Introduction:
This project focuses on analysing data of 5000 youtube channels. This analysis was conducted using Python programming using packages including pandas, matplotplib, seaborn and numpy.
Dataset:
The dataset is a csv file containing information about 5000 youtube channels with the attributes; channel name, rank, grade, video uploads, video views and subscribers. loading the dataset, pandas library was employed using pd.read_csv function.
Dataframe:
Following successful upload of the dataset, a new pandas dataframe is created to facilitate easy exploration with the pandas library fucntions. Using the shape method, the shape of the dataset is checked to know the total number of rows and columns
Data Information:
The info method which provides details about the total number of rows, total number of columns, data types of each column, and memory requirements. This step is crucial for understanding the structure of the dataset and identifying any potential data type issues.
Data description:
The describe method is used to check overall statistics of the dataset,providing summary of numerical columns. Some of the statistics include count, min, max, std and unique. The display format of the values in the video views column is formatted using pd.options.display_format to enhance readabilty
Data Cleaning:
Data cleaning steps included replacing '--' values with NaN. Considering the '--' are strings, an error in the dataset indicated there might be leading or trailing spaces in some of the '--' values, therefore to ensure accuracy the str.strip method was applied to each column to remove all trailing spaces from the '--' values before replacing with NaN using the replace method. The isnull method is employed to check the number of null values in the dataset which are subsequently dropped using the dropna method.

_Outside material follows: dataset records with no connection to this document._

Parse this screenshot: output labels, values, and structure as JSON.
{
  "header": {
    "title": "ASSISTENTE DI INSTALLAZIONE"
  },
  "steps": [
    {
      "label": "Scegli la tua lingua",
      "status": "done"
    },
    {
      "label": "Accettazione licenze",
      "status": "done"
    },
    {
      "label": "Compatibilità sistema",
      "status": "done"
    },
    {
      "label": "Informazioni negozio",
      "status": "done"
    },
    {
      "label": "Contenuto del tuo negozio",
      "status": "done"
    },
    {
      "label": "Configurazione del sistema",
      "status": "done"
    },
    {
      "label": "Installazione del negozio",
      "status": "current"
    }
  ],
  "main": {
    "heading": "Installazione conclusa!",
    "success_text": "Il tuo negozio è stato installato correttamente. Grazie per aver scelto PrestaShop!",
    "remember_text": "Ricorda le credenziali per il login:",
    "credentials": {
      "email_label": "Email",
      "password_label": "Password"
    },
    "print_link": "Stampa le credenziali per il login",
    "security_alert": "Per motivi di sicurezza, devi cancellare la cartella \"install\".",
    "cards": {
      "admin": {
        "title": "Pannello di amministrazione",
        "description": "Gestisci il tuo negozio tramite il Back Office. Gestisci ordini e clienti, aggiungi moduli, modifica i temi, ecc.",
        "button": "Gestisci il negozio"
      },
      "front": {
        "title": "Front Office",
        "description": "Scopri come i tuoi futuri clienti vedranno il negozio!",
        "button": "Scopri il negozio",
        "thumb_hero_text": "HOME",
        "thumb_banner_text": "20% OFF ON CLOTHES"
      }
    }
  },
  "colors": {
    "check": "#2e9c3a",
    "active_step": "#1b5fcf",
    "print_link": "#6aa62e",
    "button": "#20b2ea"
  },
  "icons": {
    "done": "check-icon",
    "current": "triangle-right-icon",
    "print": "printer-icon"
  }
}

The 'Rank' column is cleaned by removing unwanted characters and converting it to integers. Similar cleaning steps are applied to 'Video Uploads' and 'Subscribers' columns, ensuring numeric consistency and handling missing or non-numeric values appropriately.
Exploratory Data Analysis:
EDA involved analyzing key metrics such as average views, top channels by video uploads, and creating a correlation matrix to understand relationships between numeric features. Visualizations using seaborn and matplotlib aided in presenting insights about grades, video uploads, average views, subscribers, and video views.